Second, the OTS or HMRC should explore and identify in more detail the sub-sectors of the economy where the majority of a taxpayer’s activity can involve third parties with sufficient information to support effective reporting. Possible examples are the taxi/private car hire market and the holiday lettings market.
They would need to consider the information it would be natural for such third parties to hold, and any additional information (such as national insurance numbers) that might need to be gathered to support effective and helpful reporting.
The OTS or HMRC should consider the extent to which it is usual for such intermediaries to handle money relating to the taxpayer. They should also address the key steps and timescales that would be involved in requiring them to report such information.
Third, the OTS or HMRC should explore in more detail which types of self-employed business or rental business would most benefit from being able to report data periodically and pay tax through an integrated Individual Tax Account.
They should ask what data individual taxpayers would need to be able to send to HMRC for this to work effectively (whether through MTD or in other ways), and the key steps and timescales that would be involved.
How perspectives change! Back in 2015 an HMRC leaflet ‘Making tax easier’ heralded “the end of the tax return”, promising that a modern, user-friendly tax system would reduce burdens for taxpayers.
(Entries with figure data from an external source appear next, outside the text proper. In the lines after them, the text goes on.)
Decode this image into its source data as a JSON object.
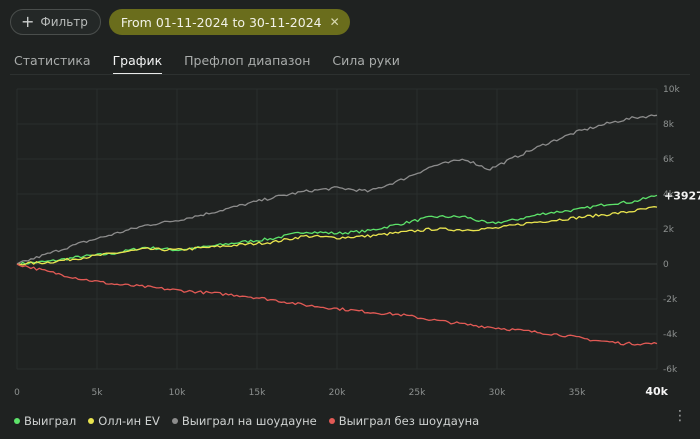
{
  "toolbar": {
    "filter_label": "Фильтр",
    "date_chip": "From 01-11-2024 to 30-11-2024"
  },
  "tabs": [
    {
      "label": "Статистика",
      "active": false
    },
    {
      "label": "График",
      "active": true
    },
    {
      "label": "Префлоп диапазон",
      "active": false
    },
    {
      "label": "Сила руки",
      "active": false
    }
  ],
  "colors": {
    "won": "#5de36a",
    "allin_ev": "#e9e44e",
    "showdown": "#8c8c8c",
    "non_showdown": "#e25a55"
  },
  "chart_data": {
    "type": "line",
    "xlim": [
      0,
      40000
    ],
    "ylim": [
      -6000,
      10000
    ],
    "x_ticks": [
      "0",
      "5k",
      "10k",
      "15k",
      "20k",
      "25k",
      "30k",
      "35k",
      "40k"
    ],
    "y_ticks": [
      "10k",
      "8k",
      "6k",
      "4k",
      "2k",
      "0",
      "-2k",
      "-4k",
      "-6k"
    ],
    "end_label": "+3927",
    "series": [
      {
        "name": "Выиграл",
        "color": "#5de36a",
        "x": [
          0,
          2000,
          4000,
          6000,
          8000,
          10000,
          12000,
          14000,
          16000,
          18000,
          20000,
          22000,
          24000,
          26000,
          28000,
          29500,
          31000,
          33000,
          35000,
          37000,
          38500,
          40000
        ],
        "values": [
          0,
          150,
          420,
          600,
          950,
          800,
          1000,
          1250,
          1450,
          1850,
          1750,
          1900,
          2300,
          2700,
          2700,
          2300,
          2500,
          2900,
          3100,
          3450,
          3550,
          3927
        ]
      },
      {
        "name": "Олл-ин EV",
        "color": "#e9e44e",
        "x": [
          0,
          2000,
          4000,
          6000,
          8000,
          10000,
          12000,
          14000,
          16000,
          18000,
          20000,
          22000,
          24000,
          26000,
          28000,
          30000,
          32000,
          34000,
          36000,
          38000,
          40000
        ],
        "values": [
          0,
          100,
          350,
          600,
          850,
          800,
          950,
          1100,
          1250,
          1600,
          1500,
          1600,
          1800,
          2000,
          1950,
          2050,
          2350,
          2550,
          2750,
          2950,
          3250
        ]
      },
      {
        "name": "Выиграл на шоудауне",
        "color": "#8c8c8c",
        "x": [
          0,
          2000,
          4000,
          6000,
          8000,
          10000,
          12000,
          14000,
          16000,
          18000,
          20000,
          22000,
          24000,
          26000,
          28000,
          29500,
          31000,
          33000,
          35000,
          37000,
          38500,
          40000
        ],
        "values": [
          0,
          600,
          1200,
          1700,
          2200,
          2500,
          2900,
          3350,
          3800,
          4150,
          4350,
          4150,
          4800,
          5600,
          6000,
          5400,
          6050,
          6850,
          7550,
          8050,
          8350,
          8500
        ]
      },
      {
        "name": "Выиграл без шоудауна",
        "color": "#e25a55",
        "x": [
          0,
          2000,
          4000,
          6000,
          8000,
          10000,
          12000,
          14000,
          16000,
          18000,
          20000,
          22000,
          24000,
          26000,
          28000,
          30000,
          32000,
          34000,
          36000,
          38000,
          40000
        ],
        "values": [
          0,
          -450,
          -850,
          -1150,
          -1300,
          -1500,
          -1650,
          -1800,
          -2050,
          -2350,
          -2550,
          -2750,
          -2900,
          -3200,
          -3450,
          -3650,
          -3850,
          -4050,
          -4350,
          -4550,
          -4550
        ]
      }
    ]
  }
}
Since then, many taxpayers have expressed concerns as they watched the concept of MTD transform from “making tax easier” to what many of them now see as heavy-handed and unforgiving mandatory digital reporting.
Based on surveys conducted by the OTS, 74% of self-employed taxpayers and 91% of private residential landlords did not believe that more regular reporting under ‘pay as you go’ would make budgeting for their tax bill easier.
Among respondees, only 42% of self-employed taxpayers and a mere 16% of landlords said that they would want to make tax payments throughout the year. There was deep mistrust at suggestions that tax payments might be managed by a third-party engager or bank.
It seems probable that, beyond the OTS question about which types of taxpayer “would most benefit from being able to report data periodically and pay tax through an integrated Individual Tax Account”, they will fear the spectre of further mandation following close behind.
HMRC have never produced a convincing cost/benefit analysis to justify MTD. Feedback from ICAS members suggests that MTD, while not yet running flawlessly, is already bringing some intangible advantages by imposing strict new accounting disciplines.
Likewise, ‘voluntary pay as you go’ might well benefit some taxpayers. But such a regime, if it was compulsory, might also impose significant additional burdens on others forced unwillingly to submit periodic reports and make payments of tax through an Individual Tax Account.
This “fast-paced initial exploration” by the OTS seems to fall short of what is needed for such fundamental changes to tax reporting and payment. As a next step, HMRC should prepare a roadmap setting out what changes they have in mind and a likely timescale.
I agree with the ICAS key policy position that digital facilities should be accessible to all on the terms they want. Digital services should not be mandatory; alternative, non-digital channels should be available, adequately resourced by HMRC.
HMRC ought to ensure that digital services are so good that everyone wants to use them. ICAS members are well-placed to encourage and support their use where appropriate.